Dan Metcalfe, former co-director of the Justice Department’s Office of Information and Privacy, told the Canadian Press that “her suggestion that government employees can unilaterally determine which of their records are personal and which are official, even in the face of a FOIA request, is laughable.” He noted that “you can’t have the Secretary of State do that; that’s just a prescription for the circumvention of the FOIA. Plus, fundamentally, there’s no way the people at the National Archives should permit that if you tell them over there.” He added that “there is no doubt that the scheme she established was a blatant circumvention of the Freedom of Information Act, atop the Federal Records Act.”

Others Have Dodged Disclosure

Clinton’s use of a personal email account to conduct government business and, further, personally retaining custody of the records is certainly not common in the federal government. But evidence of the use of anonymous email accounts designed in part to obscure the existence of electronic communications by high- ranking agency officials at the EPA in particular suggests that agencies place the desire to be able to communicate with fewer restrictions above their statutory record-keeping and public disclosure obligations. In litigation with several conservative groups, the EPA has admitted that former Administrator Lisa Jackson used an email account under the alias Richard Windsor and others at the agency seem to have done the same thing. Groups like Landmark Legal Foundation and the Competitive Enterprise Institute have accused EPA of deleting emails and text messages to avoid public disclosure. Judge Royce Lamberth recently considered sanctioning the agency for its dismal failure to search for emails from Jackson and former Deputy Administrator Robert Perciasepe until it became clear from reviewing other officials’ emails that both had participated in discussions relevant to the request.

In another recent decision, Judge Gladys Kessler ruled against CEI in its suit against the Office of Science and Technology Policy for emails sent by agency head John Holdren on an email account he retained from his prior employer Woods Hole Research Center. Kessler ruled against CEI not because the agency showed Holdren had not used the account, but because CEI had not shown that Holdren did not integrate any such agency-related emails into agency files. In other words, she did not address whether Holdren’s use of his non-government email account was appropriate.

Kissinger Case Similarities

The seminal case on an agency’s legal obligation to retrieve agency records that have been improperly taken from an agency’s possession and custody is Kissinger v. Reporters Committee, 445 U.S. 136 (1980), which in some respects is eerily similar to the Clinton case. In Kissinger, the Reporters Committee and others complained that the State Department had a legal duty under FOIA to retrieve records that former Secretary of State Henry Kissinger had taken with him when he left State.

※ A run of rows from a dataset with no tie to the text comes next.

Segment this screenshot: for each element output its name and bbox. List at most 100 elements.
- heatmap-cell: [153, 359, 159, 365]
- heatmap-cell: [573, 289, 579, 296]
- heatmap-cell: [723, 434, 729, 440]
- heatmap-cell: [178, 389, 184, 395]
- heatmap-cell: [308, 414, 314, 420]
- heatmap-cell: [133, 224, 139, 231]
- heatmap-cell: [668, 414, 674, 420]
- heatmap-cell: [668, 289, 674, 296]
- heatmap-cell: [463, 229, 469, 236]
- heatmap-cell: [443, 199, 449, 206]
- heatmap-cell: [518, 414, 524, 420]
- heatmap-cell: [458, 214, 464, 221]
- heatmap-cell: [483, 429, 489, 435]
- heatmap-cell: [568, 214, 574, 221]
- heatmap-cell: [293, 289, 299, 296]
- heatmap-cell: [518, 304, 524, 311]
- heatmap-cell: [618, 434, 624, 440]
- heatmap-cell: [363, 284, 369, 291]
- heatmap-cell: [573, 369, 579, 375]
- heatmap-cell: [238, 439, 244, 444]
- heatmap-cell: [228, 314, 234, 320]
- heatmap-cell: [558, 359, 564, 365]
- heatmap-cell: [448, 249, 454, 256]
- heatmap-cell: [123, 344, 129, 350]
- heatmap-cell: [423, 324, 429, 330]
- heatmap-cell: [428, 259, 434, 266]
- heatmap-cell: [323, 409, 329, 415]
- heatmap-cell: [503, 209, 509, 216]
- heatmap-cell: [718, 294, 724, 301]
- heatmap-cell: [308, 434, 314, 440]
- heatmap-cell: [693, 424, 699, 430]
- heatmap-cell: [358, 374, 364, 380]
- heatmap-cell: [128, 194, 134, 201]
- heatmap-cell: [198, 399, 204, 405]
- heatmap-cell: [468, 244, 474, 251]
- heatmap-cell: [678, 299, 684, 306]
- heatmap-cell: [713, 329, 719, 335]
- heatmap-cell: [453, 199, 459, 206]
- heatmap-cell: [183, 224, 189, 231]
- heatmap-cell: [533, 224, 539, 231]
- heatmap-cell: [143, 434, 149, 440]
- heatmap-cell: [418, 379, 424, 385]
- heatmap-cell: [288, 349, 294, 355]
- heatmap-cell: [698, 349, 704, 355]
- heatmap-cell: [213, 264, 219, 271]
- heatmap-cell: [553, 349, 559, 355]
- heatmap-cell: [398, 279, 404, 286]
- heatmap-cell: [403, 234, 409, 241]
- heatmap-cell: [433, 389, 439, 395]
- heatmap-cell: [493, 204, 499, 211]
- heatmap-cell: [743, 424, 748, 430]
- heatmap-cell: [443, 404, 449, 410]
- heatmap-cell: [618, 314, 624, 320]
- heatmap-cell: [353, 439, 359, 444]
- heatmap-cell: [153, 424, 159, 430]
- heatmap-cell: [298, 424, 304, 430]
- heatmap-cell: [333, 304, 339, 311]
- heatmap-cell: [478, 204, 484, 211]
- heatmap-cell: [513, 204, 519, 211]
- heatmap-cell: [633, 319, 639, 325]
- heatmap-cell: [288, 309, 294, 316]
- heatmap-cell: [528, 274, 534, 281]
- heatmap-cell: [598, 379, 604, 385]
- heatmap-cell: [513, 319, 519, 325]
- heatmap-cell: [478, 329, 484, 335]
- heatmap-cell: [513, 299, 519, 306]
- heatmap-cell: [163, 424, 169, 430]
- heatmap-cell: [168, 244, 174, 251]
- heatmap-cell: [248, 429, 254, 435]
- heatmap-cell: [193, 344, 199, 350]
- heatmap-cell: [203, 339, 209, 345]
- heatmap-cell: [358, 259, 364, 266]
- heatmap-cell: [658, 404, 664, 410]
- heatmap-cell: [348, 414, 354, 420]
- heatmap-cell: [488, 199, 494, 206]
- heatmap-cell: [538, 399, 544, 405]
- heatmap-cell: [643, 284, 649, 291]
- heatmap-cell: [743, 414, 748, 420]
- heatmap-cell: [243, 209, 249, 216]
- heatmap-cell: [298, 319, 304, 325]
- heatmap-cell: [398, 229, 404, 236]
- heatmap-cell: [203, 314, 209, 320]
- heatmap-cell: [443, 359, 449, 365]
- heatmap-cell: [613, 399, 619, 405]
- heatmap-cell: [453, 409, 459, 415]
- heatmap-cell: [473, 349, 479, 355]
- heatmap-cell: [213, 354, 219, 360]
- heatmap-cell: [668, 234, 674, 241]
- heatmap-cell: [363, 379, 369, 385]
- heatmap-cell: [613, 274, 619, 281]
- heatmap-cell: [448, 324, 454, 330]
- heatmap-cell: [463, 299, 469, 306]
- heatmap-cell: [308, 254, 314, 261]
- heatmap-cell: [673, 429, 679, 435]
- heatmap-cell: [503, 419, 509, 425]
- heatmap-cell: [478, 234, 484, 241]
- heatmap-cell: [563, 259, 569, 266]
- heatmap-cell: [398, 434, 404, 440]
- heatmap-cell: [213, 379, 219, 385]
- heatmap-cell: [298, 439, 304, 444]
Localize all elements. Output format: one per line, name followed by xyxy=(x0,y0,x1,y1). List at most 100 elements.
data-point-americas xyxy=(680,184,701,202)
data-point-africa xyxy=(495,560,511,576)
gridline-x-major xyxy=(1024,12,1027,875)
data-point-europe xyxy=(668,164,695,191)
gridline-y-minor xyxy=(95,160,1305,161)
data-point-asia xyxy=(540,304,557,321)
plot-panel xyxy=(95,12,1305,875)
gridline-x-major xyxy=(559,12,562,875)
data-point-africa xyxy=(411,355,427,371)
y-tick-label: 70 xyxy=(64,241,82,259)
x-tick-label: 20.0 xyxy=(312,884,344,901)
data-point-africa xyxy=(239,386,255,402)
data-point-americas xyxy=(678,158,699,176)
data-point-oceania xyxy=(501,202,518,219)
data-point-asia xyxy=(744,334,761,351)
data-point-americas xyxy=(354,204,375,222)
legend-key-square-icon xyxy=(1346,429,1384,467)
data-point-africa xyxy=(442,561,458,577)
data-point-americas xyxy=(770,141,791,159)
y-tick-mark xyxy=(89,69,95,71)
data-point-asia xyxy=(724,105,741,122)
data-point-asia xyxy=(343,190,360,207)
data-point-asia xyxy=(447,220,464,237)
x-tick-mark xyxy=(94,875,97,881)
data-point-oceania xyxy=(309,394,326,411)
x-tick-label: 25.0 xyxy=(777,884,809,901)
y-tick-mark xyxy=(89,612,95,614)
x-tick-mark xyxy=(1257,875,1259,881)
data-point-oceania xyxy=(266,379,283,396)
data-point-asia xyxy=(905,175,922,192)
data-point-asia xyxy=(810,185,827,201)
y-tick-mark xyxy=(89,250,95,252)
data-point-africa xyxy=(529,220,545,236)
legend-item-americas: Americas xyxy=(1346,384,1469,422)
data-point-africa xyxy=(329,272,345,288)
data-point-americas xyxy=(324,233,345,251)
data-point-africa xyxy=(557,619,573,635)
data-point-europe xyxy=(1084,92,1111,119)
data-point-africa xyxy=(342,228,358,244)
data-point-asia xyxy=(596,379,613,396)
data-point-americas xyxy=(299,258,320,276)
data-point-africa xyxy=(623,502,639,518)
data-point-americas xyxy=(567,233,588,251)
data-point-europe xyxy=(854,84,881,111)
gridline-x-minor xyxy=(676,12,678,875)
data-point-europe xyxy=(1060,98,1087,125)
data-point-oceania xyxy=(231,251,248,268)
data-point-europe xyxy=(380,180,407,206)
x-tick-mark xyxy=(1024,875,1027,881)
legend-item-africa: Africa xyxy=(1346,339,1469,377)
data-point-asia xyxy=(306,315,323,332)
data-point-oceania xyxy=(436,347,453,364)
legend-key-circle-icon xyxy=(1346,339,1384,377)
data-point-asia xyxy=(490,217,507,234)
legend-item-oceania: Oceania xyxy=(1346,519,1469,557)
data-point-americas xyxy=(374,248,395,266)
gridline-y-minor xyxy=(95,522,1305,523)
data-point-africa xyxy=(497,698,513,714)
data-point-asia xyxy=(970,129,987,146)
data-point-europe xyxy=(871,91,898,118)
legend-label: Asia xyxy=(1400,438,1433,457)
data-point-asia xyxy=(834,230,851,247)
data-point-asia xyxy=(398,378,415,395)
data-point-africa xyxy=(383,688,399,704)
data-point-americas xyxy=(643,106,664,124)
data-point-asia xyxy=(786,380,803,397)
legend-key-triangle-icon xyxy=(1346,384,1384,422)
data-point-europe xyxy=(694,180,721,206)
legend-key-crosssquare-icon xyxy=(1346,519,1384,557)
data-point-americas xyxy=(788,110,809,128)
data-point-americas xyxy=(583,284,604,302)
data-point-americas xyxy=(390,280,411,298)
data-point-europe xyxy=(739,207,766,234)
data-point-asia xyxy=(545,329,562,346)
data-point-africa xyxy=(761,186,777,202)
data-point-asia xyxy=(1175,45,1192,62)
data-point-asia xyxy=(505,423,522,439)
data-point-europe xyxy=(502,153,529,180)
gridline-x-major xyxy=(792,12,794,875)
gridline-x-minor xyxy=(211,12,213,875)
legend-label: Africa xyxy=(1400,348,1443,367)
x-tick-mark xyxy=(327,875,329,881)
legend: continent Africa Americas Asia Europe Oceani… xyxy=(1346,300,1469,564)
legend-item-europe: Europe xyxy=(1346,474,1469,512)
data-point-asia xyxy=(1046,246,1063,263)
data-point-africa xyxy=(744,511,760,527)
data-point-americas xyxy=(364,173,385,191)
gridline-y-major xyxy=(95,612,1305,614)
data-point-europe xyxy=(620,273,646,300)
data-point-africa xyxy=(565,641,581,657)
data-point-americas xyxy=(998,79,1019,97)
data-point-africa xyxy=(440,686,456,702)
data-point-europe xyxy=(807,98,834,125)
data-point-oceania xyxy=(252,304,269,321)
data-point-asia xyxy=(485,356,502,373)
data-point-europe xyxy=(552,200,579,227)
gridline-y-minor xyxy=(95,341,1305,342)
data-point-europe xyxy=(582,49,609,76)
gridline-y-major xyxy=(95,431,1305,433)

The Supreme Court ruled the State Department did not have the requisite custody or control of the records required to obligate the agency to attempt to retrieve them from Kissinger and process them under FOIA. The Supreme Court found that while Kissinger’s records might be agency records under the terms of the Federal Records Act, the FOIA provided for the disclosure of records in the possession and control of an agency and did not extend to retrieval of records, whether or not they had been taken improperly.

In this case, Clinton seems to have recognized that her government-related emails were agency records, but that she was largely entitled to determine where the line occurred between government-related email and personal emails. Once she made that determination and deleted records she concluded were personal, the agency had no practical recourse to recover them and, under FOIA, no legal obligation to do so.

The Clinton email case has certainly attracted the most publicity because of who was involved. The myriad investigations that will be undertaken as a result promise to keep the case in the news for some time to come. But an immediate lesson to be learned is that agencies are still not to the point where systems exist that ensure such electronic records are always preserved by the government.